ÇYS ölçeğinin iki boyutunun çaprazlamasından elde edilen sınıflamalar temelinde anne ve baba için yapılan karşılaştırma sonuçları, araştırma ve karşılaştırma grubu arasında anlamlı farklar olduğunu göstermektedir. Madde kullanım bozukluğu olanların karşılaştırma grubuna göre annelerini daha fazla otoriter ve daha az izin verici/şımartan olarak algılamaktadırlar Madde kullanım bozukluğu olmayanlarda bu durum tam tersidir. Madde kullanım bozukluğu olmayanlar annelerini en çok izin verici/şımartan ve en az otoriter tarzda algılamışlardır. Genç yetişkinlerin babalarından algıladıkları çocuk yetiştirme stillerine baktığımızda ise, madde kullanım bozukluğu olan katılımcıların babalarını en çok otoriter, en az izin verici/şımartan tarzda algılamaktadırlar. Madde kullanım bozukluğu olmayan katılımcılar ise en çok izin verici/şımartan en az izin verici/ihmalkâr algıladıkları görülmüştür. Alanyazında demokratik çocuk yetiştirme stilinin ergenlerin düşük madde kullanımı ile ilişkili olduğu belirtilmekle birlikte (Adalbjarnardottir ve Hafsteinsson, 2001; Berge, Sundell, Öjehagen ve Håkansson, 2018), kapsamlı bir meta analiz çalışmasının sonuçları, demokratik stilin yanı sıra izin verici/şımartan çocuk yetiştirme stilinin ergenlerdeki düşük madde kullanımı ile ilişkili olduğu göstermektedir. Ebeveynlerini otoriter ve izin verici/ihmalkâr algılayan ergenlerin madde kullanımının da yüksek olduğu belirtilmektedir (Calafat, García, Juan, Becoña ve Fernández-Hermida, 2014).

Benlik saygısı açısından karşılaştırıldığında madde kullanım bozukluğu olan grubun benlik saygılarının daha düşük olduğu görülmektedir (Kaya, Yüncü ve Karaca, 2014). Bu durum EKAR Kişilik Alt Kuramında öngörüldüğü gibi çıkmıştır. Kişilik alt kuramına göre reddedilmeye maruz kalanlar, olumsuz öz- saygı ve öz- yeterlilik geliştirirler. Bu durum kuramda sembolik etkileşim teorisi ile şu şekilde açıklamaktadır. Reddedilen kişiler kendilerini, ret eden kişilerin gözüyle değerlendirmekte ve ebeveyni tarafından sevilmeyen, değersiz olarak görülen ve reddedilen çocuk, kendisini ebeveyninin gördüğü gibi sevilmeye layık olmayan ve değersiz biri olarak görmektedir (Rohner, 1986, 2004).

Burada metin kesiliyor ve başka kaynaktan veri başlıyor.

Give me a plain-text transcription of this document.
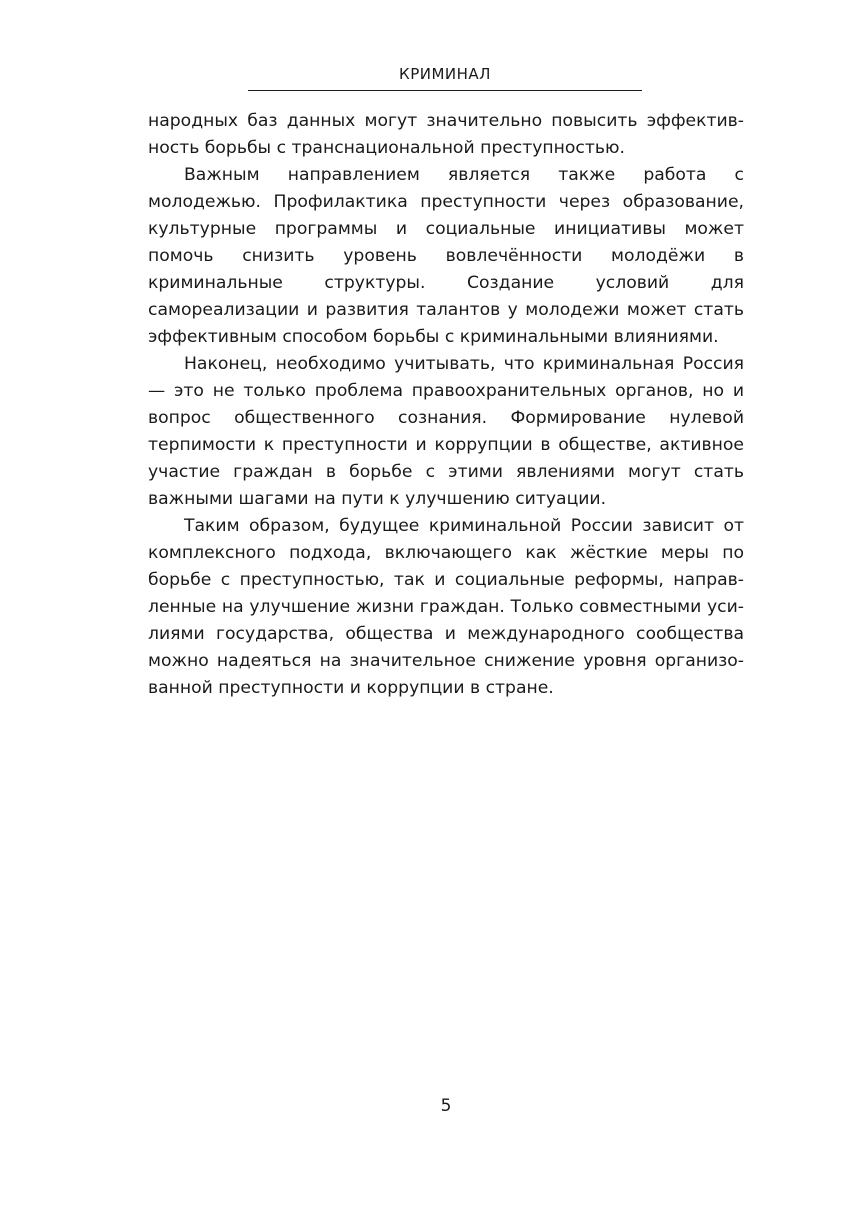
КРИМИНАЛ

народных баз данных могут значительно повысить эффективность борьбы с транснациональной преступностью.

Важным направлением является также работа с молодежью. Профилактика преступности через образование, культурные программы и социальные инициативы может помочь снизить уровень вовлечённости молодёжи в криминальные структуры. Создание условий для самореализации и развития талантов у молодежи может стать эффективным способом борьбы с криминальными влияниями.

Наконец, необходимо учитывать, что криминальная Россия — это не только проблема правоохранительных органов, но и вопрос общественного сознания. Формирование нулевой терпимости к преступности и коррупции в обществе, активное участие граждан в борьбе с этими явлениями могут стать важными шагами на пути к улучшению ситуации.

Таким образом, будущее криминальной России зависит от комплексного подхода, включающего как жёсткие меры по борьбе с преступностью, так и социальные реформы, направленные на улучшение жизни граждан. Только совместными усилиями государства, общества и международного сообщества можно надеяться на значительное снижение уровня организованной преступности и коррупции в стране.

5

Sonuç olarak, madde kullanım bozukluğunda aile ortamının, araştırmada kullanılan değişkenlerle ölçülen veriler ve yapılan karşılaştırmalar ışığında daha olumsuz ve reddedici olduğu söylenebilir. Benzer şekilde bu bulgular, madde kullanım bozukluğu olan grubun sıcaklık, şefkat ve kabulden uzak reddedici bir aile ortamında yetiştiğine işaret etmektedir. Aile ortamında ebeveynlerin fiziksel ve psikolojik olarak eksikliklerinin hissedildiği, çocuğun ihtiyaçlarına karşı ihmal ve kayıtsızlıkların yaşandığı söylenebilir.

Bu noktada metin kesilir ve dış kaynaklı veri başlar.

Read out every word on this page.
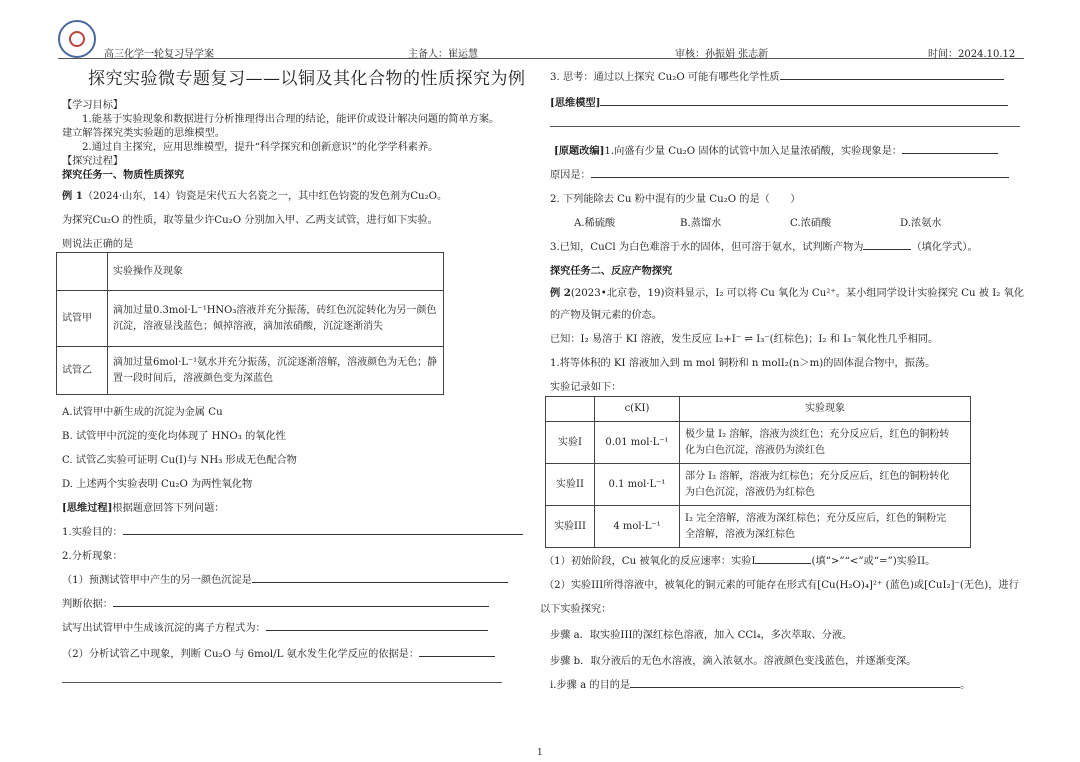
高三化学一轮复习导学案	主备人：崔运慧	审核：孙振娟 张志新	时间：2024.10.12
探究实验微专题复习——以铜及其化合物的性质探究为例
【学习目标】
1.能基于实验现象和数据进行分析推理得出合理的结论，能评价或设计解决问题的简单方案。
建立解答探究类实验题的思维模型。
2.通过自主探究，应用思维模型，提升“科学探究和创新意识”的化学学科素养。
【探究过程】
探究任务一、物质性质探究
例 1（2024·山东，14）钧瓷是宋代五大名瓷之一，其中红色钧瓷的发色剂为Cu₂O。
为探究Cu₂O 的性质，取等量少许Cu₂O 分别加入甲、乙两支试管，进行如下实验。
则说法正确的是
	实验操作及现象
试管甲	滴加过量0.3mol·L⁻¹HNO₃溶液并充分振荡，砖红色沉淀转化为另一颜色沉淀，溶液显浅蓝色；倾掉溶液，滴加浓硝酸，沉淀逐渐消失
试管乙	滴加过量6mol·L⁻¹氨水并充分振荡，沉淀逐渐溶解，溶液颜色为无色；静置一段时间后，溶液颜色变为深蓝色
A.试管甲中新生成的沉淀为金属 Cu
B. 试管甲中沉淀的变化均体现了 HNO₃ 的氧化性
C. 试管乙实验可证明 Cu(I)与 NH₃ 形成无色配合物
D. 上述两个实验表明 Cu₂O 为两性氧化物
[思维过程]根据题意回答下列问题：
1.实验目的：
2.分析现象：
（1）预测试管甲中产生的另一颜色沉淀是
判断依据：
试写出试管甲中生成该沉淀的离子方程式为：
（2）分析试管乙中现象，判断 Cu₂O 与 6mol/L 氨水发生化学反应的依据是：
3. 思考：通过以上探究 Cu₂O 可能有哪些化学性质
[思维模型]
[原题改编]1.向盛有少量 Cu₂O 固体的试管中加入足量浓硝酸，实验现象是：
原因是：
2. 下列能除去 Cu 粉中混有的少量 Cu₂O 的是（　　）
A.稀硫酸	B.蒸馏水	C.浓硝酸	D.浓氨水
3.已知，CuCl 为白色难溶于水的固体，但可溶于氨水，试判断产物为	（填化学式）。
探究任务二、反应产物探究
例 2(2023•北京卷，19)资料显示，I₂ 可以将 Cu 氧化为 Cu²⁺。某小组同学设计实验探究 Cu 被 I₂ 氧化
的产物及铜元素的价态。
已知：I₂ 易溶于 KI 溶液，发生反应 I₂+I⁻ ⇌ I₃⁻(红棕色)；I₂ 和 I₃⁻氧化性几乎相同。
1.将等体积的 KI 溶液加入到 m mol 铜粉和 n molI₂(n＞m)的固体混合物中，振荡。
实验记录如下：
	c(KI)	实验现象
实验I	0.01 mol·L⁻¹	极少量 I₂ 溶解，溶液为淡红色；充分反应后，红色的铜粉转
化为白色沉淀，溶液仍为淡红色

实验II	0.1 mol·L⁻¹	部分 I₂ 溶解，溶液为红棕色；充分反应后，红色的铜粉转化
为白色沉淀，溶液仍为红棕色

实验III	4 mol·L⁻¹	I₂ 完全溶解，溶液为深红棕色；充分反应后，红色的铜粉完
全溶解，溶液为深红棕色
（1）初始阶段，Cu 被氧化的反应速率：实验I	(填“>”“<”或“=”)实验II。
（2）实验III所得溶液中，被氧化的铜元素的可能存在形式有[Cu(H₂O)₄]²⁺ (蓝色)或[CuI₂]⁻(无色)，进行
以下实验探究：
步骤 a．取实验III的深红棕色溶液，加入 CCl₄，多次萃取、分液。
步骤 b．取分液后的无色水溶液，滴入浓氨水。溶液颜色变浅蓝色，并逐渐变深。
i.步骤 a 的目的是	。
1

Mevcut çalışmanın kısıtlılıkları arasında araştırma grubundaki katılımcıların madde kullanım bozukluğu tedavi sürecinde, özellikle yatarak tedavi olanların, anketleri doldururken dikkatlerini toplamakta zorluk çektikleri gözlenmiştir. Katılımcılardan soruları yanıtlarken madde kullanım bozukluğu olmadan önceki çocukluk yaşantılarını düşünerek yanıtlamaları istenmişse de, cevaplara katılımcılar ve aileleri arasındaki mevcut olumsuz ilişkilerin de yansıyabileceği düşünülmektedir. Madde kullanım bozukluğu ile sosyal çevrenin bir parçası olan aile ile olan ilişkisinin incelendiği bu çalışmada, arkadaş ilişkilerinin ele alınmamış olması bir diğer kısıtlılıktır. Anne ve babalarından ret algılayan ergenlerin, kabul algılayanlara

(13)

göre daha fazla problemli arkadaşlıklar edinme olasılıkları olabilir. Diğer bir kısıtlılık ise, örneklemin çoğunluğunun alt ve orta sosyoekonomik düzeydeki katılımcılardan oluşmasıdır. Bu bağlamda örneklemin alt ve orta sosyo-ekonomik düzeyi temsil eder nitelikte olduğu düşünülmektedir.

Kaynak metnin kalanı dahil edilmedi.